Heart of Jesus, pierced with a lance — The wound in Christ's side is the wound that gave us the sacraments. Blood and water flowed from that wound — understood by the Fathers as a figure of the Eucharist and Baptism. The litany does not let us forget the cost of our redemption.

Heart of Jesus, salvation of those who trust in Thee — This is the promise. Not of those who are perfect, not of those who have earned it — but of those who trust. The Sacred Heart devotion is ultimately a devotion of confidence in divine mercy.


When To Pray It

The Litany of the Sacred Heart is traditionally prayed:

  • On First Fridays — the monthly devotion to the Sacred Heart requested by Christ through St. Margaret Mary
  • On the Solemnity of the Sacred Heart — June 12, 2026
  • During June — the Month of the Sacred Heart
  • At Benediction — as part of the formal exposition and reposition of the Blessed Sacrament
  • In private devotion — at any time, with the partial indulgence attached
In 2023, the USCCB — led by Archbishop Broglio, Cardinal Dolan, and Archbishop Gomez — called on Catholics to pray the Litany of the Sacred Heart as an act of reparation for blasphemies against our Lord. The call came in response to the Los Angeles Dodgers honoring a group that mocked Our Lord, His Mother, and consecrated women on the very day of the Solemnity of the Sacred Heart. It remains one of the most powerful prayers of reparation in the Catholic tradition.

The Closing Prayer

The litany concludes with the Lamb of God, a versicle and response, and a collect:

Almighty and eternal God, look upon the Heart of Thy most beloved Son and upon the praise and satisfaction He offers Thee in the name of sinners and for those who seek Thy mercy; be Thou appeased and grant us pardon in the name of the same Jesus Christ, Thy Son, who lives and reigns with Thee in the unity of the Holy Spirit, world without end. Amen.
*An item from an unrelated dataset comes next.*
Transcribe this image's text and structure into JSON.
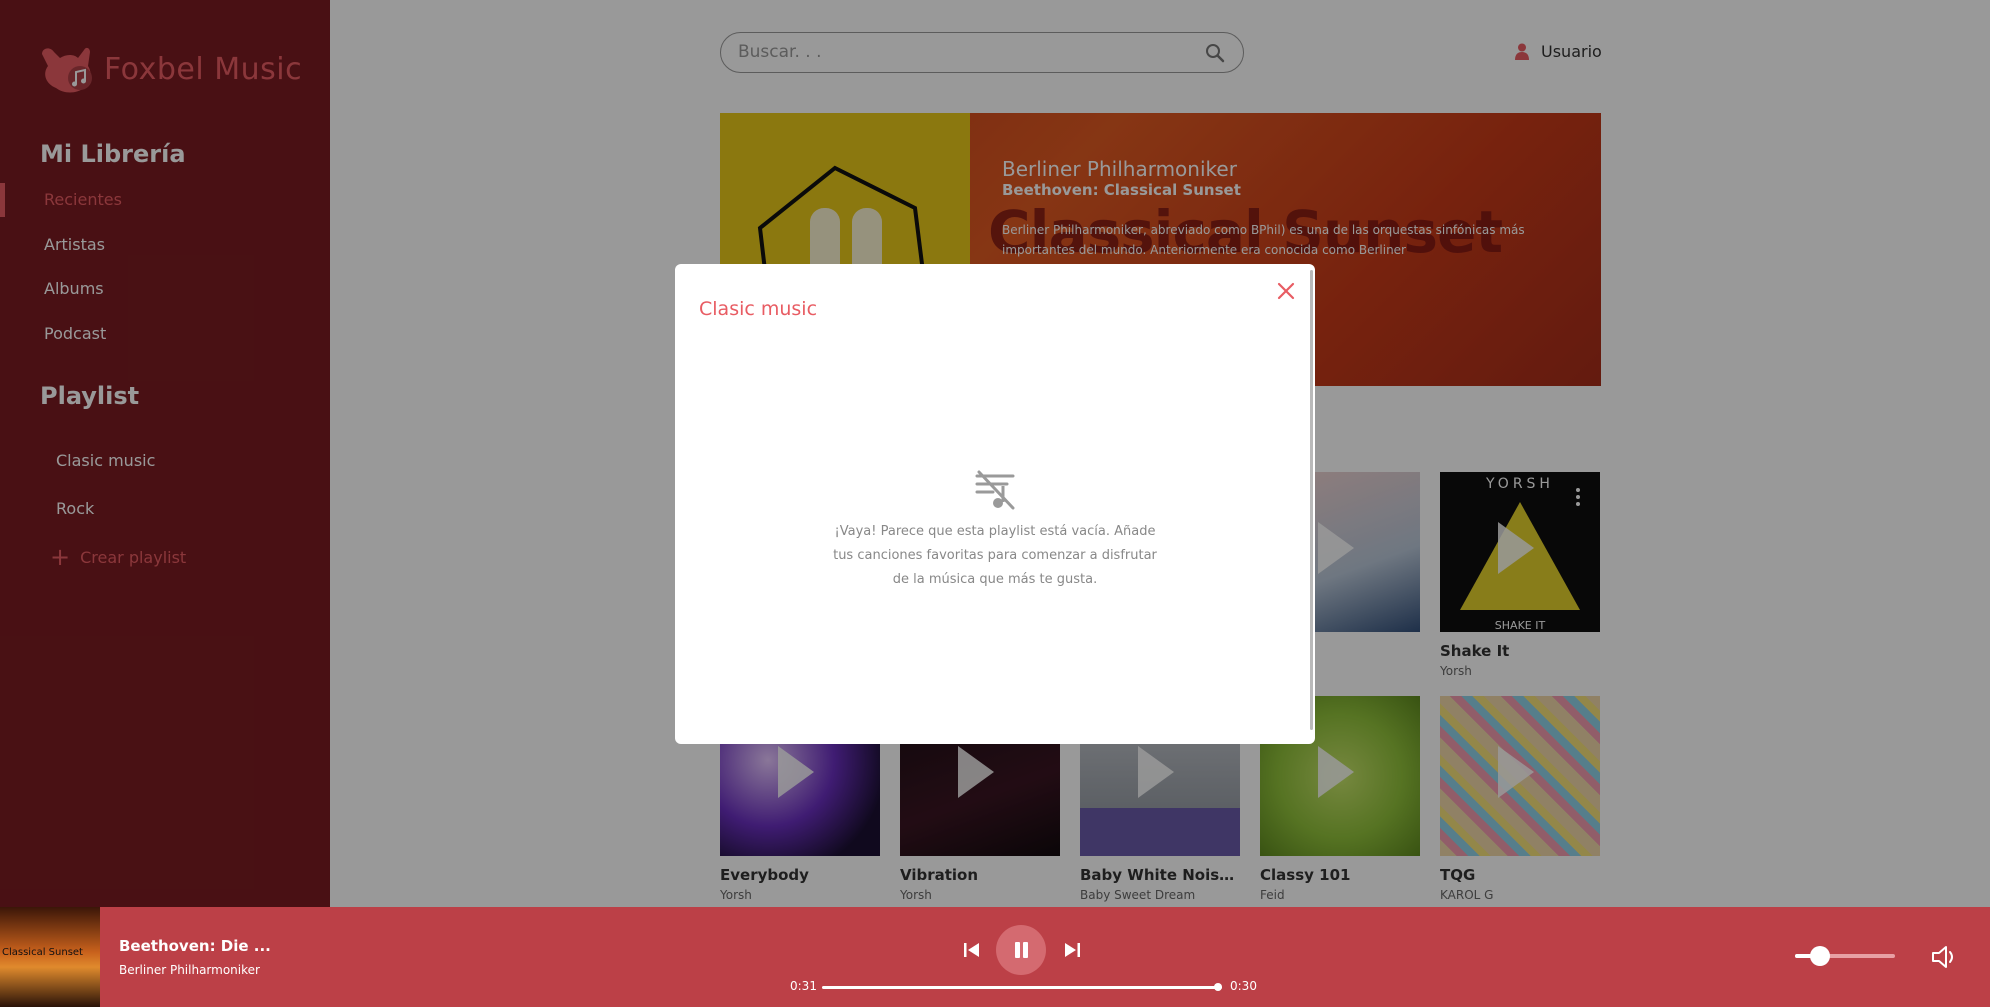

This prayer makes explicit what the litany implies throughout: that we approach the Father not on our own merits, but through the Heart of His Son. It is a prayer of reparation — acknowledging sin, acknowledging the debt we cannot pay, and trusting that the Heart of Christ has paid it for us.


The Litany and the Sacred Heart Novena

The Litany of the Sacred Heart is a companion to the Sacred Heart Novena, not a substitute for it. Where the novena (the Efficacious Novena of Padre Pio) is a prayer of petition — bringing a specific intention before God over nine days — the litany is a prayer of praise and reparation, addressing the attributes of Christ's heart one by one.

Prayed together during the novena days (June 3–11), they cover the full range of Sacred Heart devotion: petition, praise, and reparation.


A Note on the Two Litanies

There are two distinct litanies associated with the Sacred Heart:

The official Litany of the Sacred Heart — approved by Pope Leo XIII in 1899, one of the six public litanies of the Church. This is the one covered in this guide.

The personal litany of St. Margaret Mary Alacoque — a shorter, more intimate prayer beginning "Hail, Heart of Jesus, save me!" Written by St. Margaret Mary herself, it is a devotional prayer rather than an officially approved litany. Both are valuable; they are not the same prayer.


Free Download

The full Litany of the Sacred Heart is available as a free printable — formatted for personal or family use, ready to keep at your prayer space or bring to Mass.

👉 [Download the Litany of the Sacred Heart]

For the Sacred Heart Novena and a complete guide to June 2026:

👉 [The Sacred Heart Novena — A Catholic Guide For June 2026]


Conclusion

The Litany of the Sacred Heart has been prayed by Catholics for over three centuries. It was built by Jesuits, Visitandines, and the Sacred Congregation for Rites. It was approved by a pope who consecrated the world to the Sacred Heart. It carries a partial indulgence.

It is not a peripheral devotion. It is one of the six public prayers of the Church — and in June, the month the Church dedicates to the Sacred Heart, it belongs in daily prayer.

Sacred Heart of Jesus, I place all my trust in you.